Cohen, who is also the Communications Chair for the U.S. IAMCP Board, said in an interview that IAMCP will choose which 10 chapters qualify for core coverage. "It's a combination of proximity to a Microsoft office and the size and resourcefulness of the chapters," Cohen said. Those decisions will be made sometime before the Microsoft-IAMCP engagement model launches next quarter.
The new model arose from a mutually recognized reduction in field engagement between IAMCP and Microsoft that started about 18 months ago, when the recession was at its worst.
"Up until about a year and a half ago, field engagement was terrific. In addition to the PAMs managing managed partners, there was a Partner Community Manager working with the IAMCP chapter, as well as Area Sales Managers," Cohen said.
"Over the last year and a half, all of those people who were partner-facing were really turned customer-facing," he added. "It became more and more difficult to do fundamental things, to work with Microsoft tactically to get things done. Even for the IAMCP chapter, which was usually the alternative that people would turn to when they couldn't get traction with Microsoft, it was even difficult for us to get traction.".
The problems weren't universal to all geographies, and the IAMCP began discussions with Microsoft several months ago in a project called Consistent Touch, Cohen said.
"We're very happy about this. This is a real recognition that the relationship that we worked for over the years has really worked and is really delivering results for our members," Cohen said.
There's been a lot of concern among partners that the new Microsoft Partner Network (MPN) favors large partners with dozens of engineers at the expense of the smaller shops that make up the bulk of Microsoft's massive channel. Of special concern is the MPN requirement effective in October that employees certified to qualify a company for an Advanced Competency can not be used to qualify the company for any other Advanced Competencies.
The increased engagement with IAMCP, and the attention to the partners of all sizes that the organization represents, is a solid step on Microsoft's part to do right by its partner community. It also means that if you're feeling frustrated by your interactions, or lack thereof, with Microsoft, it may be a good time to join the IAMCP.
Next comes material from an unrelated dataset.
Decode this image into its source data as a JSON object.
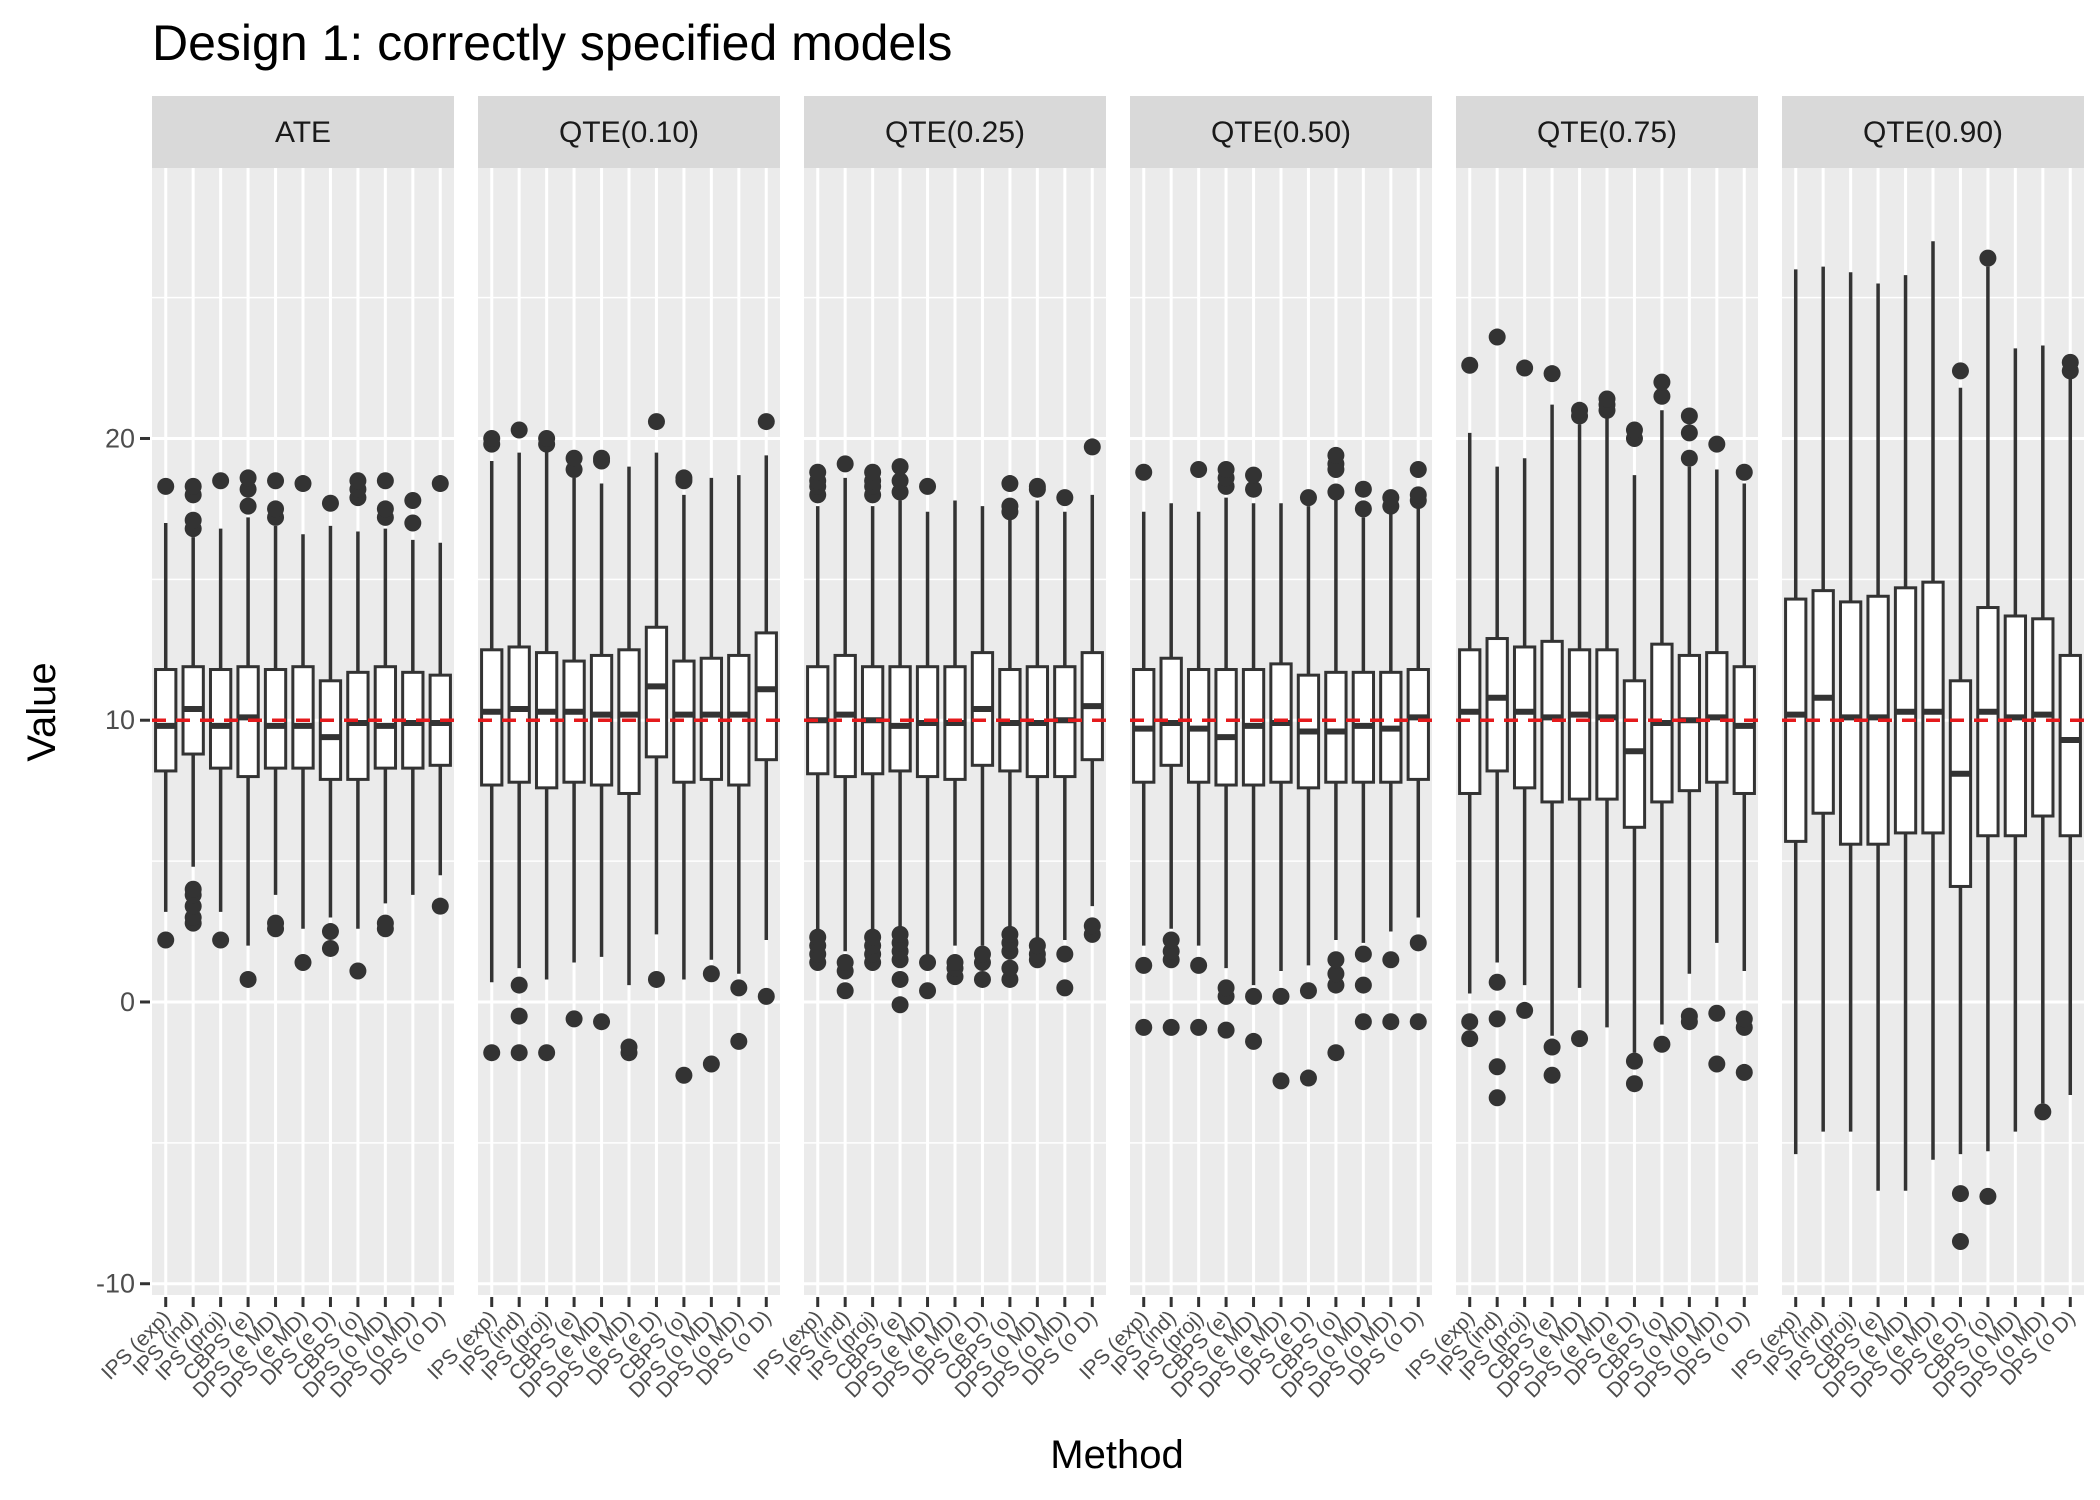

As for the name, the IAMCP has long been known as the International Association of Microsoft Certified Partners. The word Certified is now officially outdated as the Certified and Gold Certified levels of the Microsoft Partner Program officially switch off when the MPN goes fully live in October. While the organization's legal name "IAMCP," is unaffected, the group has changed its logo and Website references from "Certified" to "Channel."